Dejando en mi aposento la lámpara encendida
salí sin darme cuenta.
Para mis ojos nuevos era desconocida
la calle polvorienta.
Me llenaba la boca, reseca de pasado,
un cosquilleo innúmero de vino repuntado.
Y hecha energía joven, mi lasitud longeva
se estiraba en mis brazos hacia la luna nueva.
Con la cara contenta,
silbando en la vereda lo encontré a mi vecino:
un buhonero alegre que cuando está de venta
canta por el camino.
Me senté sin palabras, como un hijo, a su lado;
cordialmente le puse la mano sobre el hombro;
y él, viejo inestimado,
se demudó de asombro.
Y aunque nada decía,
con los ojos clavados su pasmo confesaba:
¡ver sonreír al hombre que nunca sonreía!

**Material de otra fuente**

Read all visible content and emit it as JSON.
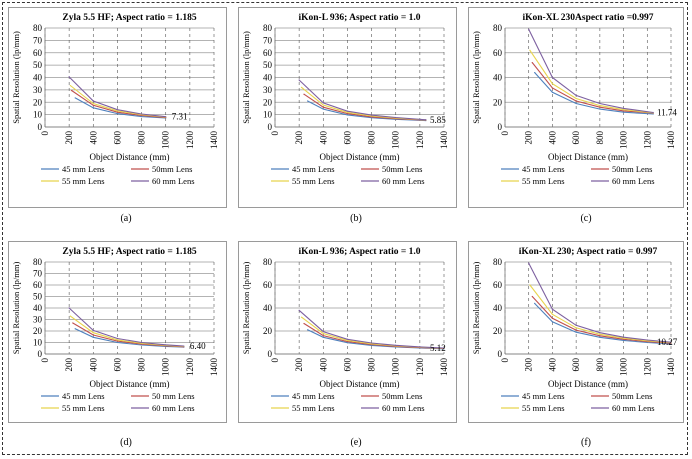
{
  "colors": {
    "45 mm Lens": "#4f81bd",
    "50mm Lens": "#c0504d",
    "55 mm Lens": "#e8d44d",
    "60 mm Lens": "#7d60a0"
  },
  "figure_labels": [
    "(a)",
    "(b)",
    "(c)",
    "(d)",
    "(e)",
    "(f)"
  ],
  "chart_data": [
    {
      "type": "line",
      "title": "Zyla 5.5 HF; Aspect ratio = 1.185",
      "xlabel": "Object Distance (mm)",
      "ylabel": "Spatial Resolution (lp/mm)",
      "xlim": [
        0,
        1400
      ],
      "ylim": [
        0,
        80
      ],
      "xticks": [
        0,
        200,
        400,
        600,
        800,
        1000,
        1200,
        1400
      ],
      "yticks": [
        0,
        10,
        20,
        30,
        40,
        50,
        60,
        70,
        80
      ],
      "annotation": "7.31",
      "legend": [
        "45 mm Lens",
        "50mm Lens",
        "55 mm Lens",
        "60 mm Lens"
      ],
      "series": [
        {
          "name": "45 mm Lens",
          "x": [
            250,
            400,
            600,
            800,
            1000
          ],
          "y": [
            23.5,
            15.5,
            10.8,
            8.4,
            7.31
          ]
        },
        {
          "name": "50mm Lens",
          "x": [
            220,
            400,
            600,
            800,
            1000
          ],
          "y": [
            29.5,
            17.5,
            12.0,
            9.3,
            7.6
          ]
        },
        {
          "name": "55 mm Lens",
          "x": [
            210,
            400,
            600,
            800,
            1000
          ],
          "y": [
            33.5,
            19.0,
            13.0,
            10.0,
            8.0
          ]
        },
        {
          "name": "60 mm Lens",
          "x": [
            200,
            400,
            600,
            800,
            1000
          ],
          "y": [
            40.5,
            21.0,
            14.0,
            10.5,
            8.3
          ]
        }
      ]
    },
    {
      "type": "line",
      "title": "iKon-L 936; Aspect ratio = 1.0",
      "xlabel": "Object Distance (mm)",
      "ylabel": "Spatial Resolution (lp/mm)",
      "xlim": [
        0,
        1400
      ],
      "ylim": [
        0,
        80
      ],
      "xticks": [
        0,
        200,
        400,
        600,
        800,
        1000,
        1200,
        1400
      ],
      "yticks": [
        0,
        10,
        20,
        30,
        40,
        50,
        60,
        70,
        80
      ],
      "annotation": "5.85",
      "legend": [
        "45 mm Lens",
        "50mm Lens",
        "55 mm Lens",
        "60 mm Lens"
      ],
      "series": [
        {
          "name": "45 mm Lens",
          "x": [
            270,
            400,
            600,
            800,
            1000,
            1250
          ],
          "y": [
            21.0,
            14.5,
            9.8,
            7.5,
            6.2,
            5.2
          ]
        },
        {
          "name": "50mm Lens",
          "x": [
            240,
            400,
            600,
            800,
            1000,
            1250
          ],
          "y": [
            26.5,
            16.0,
            10.8,
            8.2,
            6.7,
            5.5
          ]
        },
        {
          "name": "55 mm Lens",
          "x": [
            220,
            400,
            600,
            800,
            1000,
            1250
          ],
          "y": [
            32.0,
            17.8,
            11.8,
            8.9,
            7.2,
            5.7
          ]
        },
        {
          "name": "60 mm Lens",
          "x": [
            200,
            400,
            600,
            800,
            1000,
            1250
          ],
          "y": [
            38.0,
            19.5,
            12.8,
            9.6,
            7.7,
            5.85
          ]
        }
      ]
    },
    {
      "type": "line",
      "title": "iKon-XL 230Aspect ratio =0.997",
      "xlabel": "Object Distance (mm)",
      "ylabel": "Spatial Resolution (lp/mm)",
      "xlim": [
        0,
        1400
      ],
      "ylim": [
        0,
        80
      ],
      "xticks": [
        0,
        200,
        400,
        600,
        800,
        1000,
        1200,
        1400
      ],
      "yticks": [
        0,
        20,
        40,
        60,
        80
      ],
      "annotation": "11.74",
      "legend": [
        "45 mm Lens",
        "50mm Lens",
        "55 mm Lens",
        "60 mm Lens"
      ],
      "series": [
        {
          "name": "45 mm Lens",
          "x": [
            250,
            400,
            600,
            800,
            1000,
            1250
          ],
          "y": [
            44.0,
            28.0,
            19.0,
            14.5,
            12.0,
            10.5
          ]
        },
        {
          "name": "50mm Lens",
          "x": [
            230,
            400,
            600,
            800,
            1000,
            1250
          ],
          "y": [
            52.0,
            31.5,
            21.0,
            16.0,
            13.0,
            11.2
          ]
        },
        {
          "name": "55 mm Lens",
          "x": [
            210,
            400,
            600,
            800,
            1000,
            1250
          ],
          "y": [
            62.0,
            35.0,
            23.0,
            17.3,
            14.0,
            11.5
          ]
        },
        {
          "name": "60 mm Lens",
          "x": [
            200,
            400,
            600,
            800,
            1000,
            1250
          ],
          "y": [
            79.0,
            40.0,
            25.5,
            19.0,
            15.0,
            11.74
          ]
        }
      ]
    },
    {
      "type": "line",
      "title": "Zyla 5.5 HF; Aspect ratio = 1.185",
      "xlabel": "Object Distance (mm)",
      "ylabel": "Spatial Resolution (lp/mm)",
      "xlim": [
        0,
        1400
      ],
      "ylim": [
        0,
        80
      ],
      "xticks": [
        0,
        200,
        400,
        600,
        800,
        1000,
        1200,
        1400
      ],
      "yticks": [
        0,
        10,
        20,
        30,
        40,
        50,
        60,
        70,
        80
      ],
      "annotation": "6.40",
      "legend": [
        "45 mm Lens",
        "50 mm Lens",
        "55 mm Lens",
        "60 mm Lens"
      ],
      "series": [
        {
          "name": "45 mm Lens",
          "x": [
            250,
            400,
            600,
            800,
            1000,
            1150
          ],
          "y": [
            22.0,
            14.5,
            10.0,
            7.8,
            6.6,
            6.0
          ]
        },
        {
          "name": "50 mm Lens",
          "x": [
            230,
            400,
            600,
            800,
            1000,
            1150
          ],
          "y": [
            27.0,
            16.5,
            11.2,
            8.6,
            7.1,
            6.3
          ]
        },
        {
          "name": "55 mm Lens",
          "x": [
            210,
            400,
            600,
            800,
            1000,
            1150
          ],
          "y": [
            33.0,
            18.5,
            12.3,
            9.3,
            7.6,
            6.6
          ]
        },
        {
          "name": "60 mm Lens",
          "x": [
            200,
            400,
            600,
            800,
            1000,
            1150
          ],
          "y": [
            40.0,
            20.5,
            13.5,
            10.0,
            8.0,
            6.9
          ]
        }
      ]
    },
    {
      "type": "line",
      "title": "iKon-L 936; Aspect ratio = 1.0",
      "xlabel": "Object Distance (mm)",
      "ylabel": "Spatial Resolution (lp/mm)",
      "xlim": [
        0,
        1400
      ],
      "ylim": [
        0,
        80
      ],
      "xticks": [
        0,
        200,
        400,
        600,
        800,
        1000,
        1200,
        1400
      ],
      "yticks": [
        0,
        20,
        40,
        60,
        80
      ],
      "annotation": "5.12",
      "legend": [
        "45 mm Lens",
        "50mm Lens",
        "55 mm Lens",
        "60 mm Lens"
      ],
      "series": [
        {
          "name": "45 mm Lens",
          "x": [
            270,
            400,
            600,
            800,
            1000,
            1200,
            1400
          ],
          "y": [
            21.0,
            14.5,
            9.8,
            7.5,
            6.1,
            5.2,
            4.5
          ]
        },
        {
          "name": "50mm Lens",
          "x": [
            240,
            400,
            600,
            800,
            1000,
            1200,
            1400
          ],
          "y": [
            26.5,
            16.0,
            10.8,
            8.2,
            6.6,
            5.6,
            4.8
          ]
        },
        {
          "name": "55 mm Lens",
          "x": [
            220,
            400,
            600,
            800,
            1000,
            1200,
            1400
          ],
          "y": [
            32.0,
            17.8,
            11.8,
            8.9,
            7.1,
            5.9,
            5.0
          ]
        },
        {
          "name": "60 mm Lens",
          "x": [
            200,
            400,
            600,
            800,
            1000,
            1200,
            1400
          ],
          "y": [
            38.0,
            19.5,
            12.8,
            9.6,
            7.6,
            6.2,
            5.12
          ]
        }
      ]
    },
    {
      "type": "line",
      "title": "iKon-XL 230; Aspect ratio = 0.997",
      "xlabel": "Object Distance (mm)",
      "ylabel": "Spatial Resolution (lp/mm)",
      "xlim": [
        0,
        1400
      ],
      "ylim": [
        0,
        80
      ],
      "xticks": [
        0,
        200,
        400,
        600,
        800,
        1000,
        1200,
        1400
      ],
      "yticks": [
        0,
        20,
        40,
        60,
        80
      ],
      "annotation": "10.27",
      "legend": [
        "45 mm Lens",
        "50mm Lens",
        "55 mm Lens",
        "60 mm Lens"
      ],
      "series": [
        {
          "name": "45 mm Lens",
          "x": [
            250,
            400,
            600,
            800,
            1000,
            1200,
            1400
          ],
          "y": [
            44.0,
            28.0,
            19.0,
            14.5,
            11.8,
            10.0,
            8.8
          ]
        },
        {
          "name": "50mm Lens",
          "x": [
            230,
            400,
            600,
            800,
            1000,
            1200,
            1400
          ],
          "y": [
            50.0,
            31.0,
            20.8,
            15.8,
            12.8,
            10.8,
            9.4
          ]
        },
        {
          "name": "55 mm Lens",
          "x": [
            210,
            400,
            600,
            800,
            1000,
            1200,
            1400
          ],
          "y": [
            60.0,
            34.5,
            22.8,
            17.1,
            13.7,
            11.5,
            9.9
          ]
        },
        {
          "name": "60 mm Lens",
          "x": [
            200,
            400,
            600,
            800,
            1000,
            1200,
            1400
          ],
          "y": [
            79.0,
            39.0,
            25.0,
            18.5,
            14.6,
            12.2,
            10.27
          ]
        }
      ]
    }
  ]
}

¡ver a su lado al hombre que no lo saludaba!
Así, bajo la noche, con mutuo regocijo,
nuestra amistad sellamos de aquel extraño modo.
Él todo me lo dijo;
yo se lo dije todo.
Cuando volví dormías. A tu lado, sonriente,
me acosté con el frío que traje del camino.
Y te besé en la frente,
pensando, en mi ventura, que besaba al Destino.